简体   繁体   English

R:用不同的颜色映射正负数

[英]R: Mapping positive and negative numbers with different colors

I'm a journalist working to map the counties where the number of black farmers increased or decreased between 2002 and 2012. I am using R (3.2.3) to process and map the data. 我是一名记者,负责绘制2002年至2012年间黑人农民人数增加或减少的县的地图。我使用R(3.2.3)处理和绘制数据。

I've been able to map the whole range of county-level gains and losses—which goes from negative 40 to positive 165—in a single color, but this makes it hard to see the pattern of gains and losses. 我已经能够用一种颜色绘制整个县级损益的范围(从负40到正165),但这很难看到损益的模式。 What I'd like to do is make the losses all variations of a single color (say, blue), and render gains in variations of a second color (say, red). 我想做的是使单一颜色(例如蓝色)的所有变化都损失,而在第二种颜色(例如红色)的变化中获得收益。

The following code generates two separate (very simplified) maps for counties that saw positive and negative changes. 以下代码为看到正面和负面变化的县生成两个单独的地图(非常简化)。 Anyone know how to capture this information in two colors on a single map? 有人知道如何在一张地图上以两种颜色捕获此信息吗? Ideally, counties with a "Difference" value of 0 would appear in grey. 理想情况下,“差异”值为0的县将以灰色显示。 Thanks for looking at this! 感谢您的关注!

  df <- data.frame(GEOID = c("45001", "22001", "51001", "21001", "45003"), 
                        Difference = c(-10, -40, 150, 95, 20))

#Second part: built a shapefile and join.
counties <- readOGR(dsn="Shapefile", layer="cb_2015_us_county_5m")

#Join the data about farmers to the spatial data. 
counties@data <- left_join(counties@data, df)

#NAs are not permitted in qtm method, so let's replace them with zeros.  
counties$Difference[is.na(counties$Difference)] <- 0

#Here are the counties that lost black farmers.
loss.counties <- counties[counties$Difference < 0, ]
qtm(loss.counties, "Difference")

#Here are the counties that gained black farmers.
gain.counties <- counties[counties$Difference > 0, ]
qtm(gain.counties, "Difference")

Using the source data from your original post, here is a solution using ggplot as suggested in my comment above. 使用您原始帖子中的源数据,这是我上面的评论中建议的使用ggplot的解决方案。

library(ggplot2)
library(ggmap)
library(maps)
library(dplyr)

# get data from 
# https://quickstats.nass.usda.gov/results/A68E27D5-E9B2-3621-8F1E-58829A551F32
df <- read.csv("nass_data.csv")
df$County <- tolower(df$County)
df$State <- tolower(df$State)

#Calculate the difference between the 2002 and 2012 census95, 
df <- df %>%
  filter(Domain == "TOTAL", Year == 2002 | Year == 2012) %>%
  group_by(County) %>%
  mutate(Difference = ifelse(is.na(Value-lag(Value)), 0, Value-lag(Value)))  %>%
  select(County, State, Difference)

#get map data for US counties and states
county_map <- map_data("county")
county_map$County <- county_map$subregion
county_map$State <- county_map$region

#Join the data about farmers to the spatial data. 
county_map <- left_join(county_map, df)

#plot using ggplot
ggplot(county_map, aes(x = long, y = lat, group=group)) +
  geom_polygon(aes(fill = Difference)) + 
  scale_fill_gradient2(midpoint = 0, mid="#eee8d5", high="#dc322f", low="#268bd2")
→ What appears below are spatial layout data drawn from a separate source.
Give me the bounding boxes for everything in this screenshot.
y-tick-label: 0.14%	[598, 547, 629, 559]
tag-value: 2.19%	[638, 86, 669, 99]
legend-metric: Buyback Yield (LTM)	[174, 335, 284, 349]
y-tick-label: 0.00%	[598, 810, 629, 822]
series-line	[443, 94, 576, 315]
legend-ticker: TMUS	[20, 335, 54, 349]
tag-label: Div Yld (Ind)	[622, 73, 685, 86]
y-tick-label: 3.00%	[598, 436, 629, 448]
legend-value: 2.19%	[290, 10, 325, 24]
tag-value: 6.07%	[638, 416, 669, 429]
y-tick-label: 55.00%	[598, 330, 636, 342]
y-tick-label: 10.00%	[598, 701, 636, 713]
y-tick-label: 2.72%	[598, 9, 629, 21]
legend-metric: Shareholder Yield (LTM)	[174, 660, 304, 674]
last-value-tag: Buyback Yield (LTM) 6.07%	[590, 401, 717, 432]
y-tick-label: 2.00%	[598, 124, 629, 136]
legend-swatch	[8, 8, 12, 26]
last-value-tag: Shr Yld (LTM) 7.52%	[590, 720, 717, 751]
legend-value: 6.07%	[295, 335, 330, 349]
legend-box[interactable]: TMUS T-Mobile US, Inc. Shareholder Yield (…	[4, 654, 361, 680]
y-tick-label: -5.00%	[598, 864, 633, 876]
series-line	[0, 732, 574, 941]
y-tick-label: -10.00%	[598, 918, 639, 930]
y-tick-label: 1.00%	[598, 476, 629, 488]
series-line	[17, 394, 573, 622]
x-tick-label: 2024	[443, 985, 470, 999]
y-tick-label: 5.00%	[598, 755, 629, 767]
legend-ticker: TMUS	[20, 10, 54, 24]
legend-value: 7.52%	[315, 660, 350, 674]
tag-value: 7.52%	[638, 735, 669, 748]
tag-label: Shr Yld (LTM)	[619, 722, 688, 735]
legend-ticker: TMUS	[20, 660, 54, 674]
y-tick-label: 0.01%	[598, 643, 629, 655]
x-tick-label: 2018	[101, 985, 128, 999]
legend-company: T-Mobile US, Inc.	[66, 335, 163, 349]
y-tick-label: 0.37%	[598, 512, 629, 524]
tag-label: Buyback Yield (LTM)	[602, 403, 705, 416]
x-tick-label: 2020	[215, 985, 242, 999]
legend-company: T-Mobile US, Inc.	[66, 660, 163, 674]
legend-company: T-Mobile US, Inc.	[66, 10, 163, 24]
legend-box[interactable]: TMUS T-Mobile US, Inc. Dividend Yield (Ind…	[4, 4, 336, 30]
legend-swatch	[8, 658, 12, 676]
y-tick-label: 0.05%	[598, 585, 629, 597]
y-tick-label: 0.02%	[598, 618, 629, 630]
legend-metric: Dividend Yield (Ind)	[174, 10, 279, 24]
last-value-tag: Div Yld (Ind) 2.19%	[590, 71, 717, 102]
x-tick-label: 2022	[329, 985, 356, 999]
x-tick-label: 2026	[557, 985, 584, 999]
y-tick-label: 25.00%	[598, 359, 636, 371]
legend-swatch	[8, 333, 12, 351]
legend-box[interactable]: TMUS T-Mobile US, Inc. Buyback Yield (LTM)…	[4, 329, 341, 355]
在此处输入图片说明 I'll note that your source data appear to be missing several counties throughout the country. 我会注意到,您的源数据似乎在全国多个县中缺失。 Nonetheless, I think this gets you what you want. 尽管如此,我认为这可以满足您的需求。

It's probably better to bin this data. 最好将这些数据进行装箱。 I made a snap judgment for what the bins should be, you should look at the data to see if it should be different. 我对存储箱应该是什么做出了迅速的判断,您应该查看数据以查看是否应该不同。 I also did the binning very manually to try to show what's going on. 我还非常手动地进行了分箱,以尝试显示正在发生的情况。

Using FIPS code (the combo of the "ANSI" columns) can help in situations where county names are hard to match, hence why I did that here. 使用FIPS代码(“ ANSI”列的组合)可以在县名难以匹配的情况下提供帮助,因此,为什么在这里这样做。

Folks tend to leave out AK & HI but there are some farms there it seems. 人们倾向于忽略AK和HI,但似乎那里有一些农场。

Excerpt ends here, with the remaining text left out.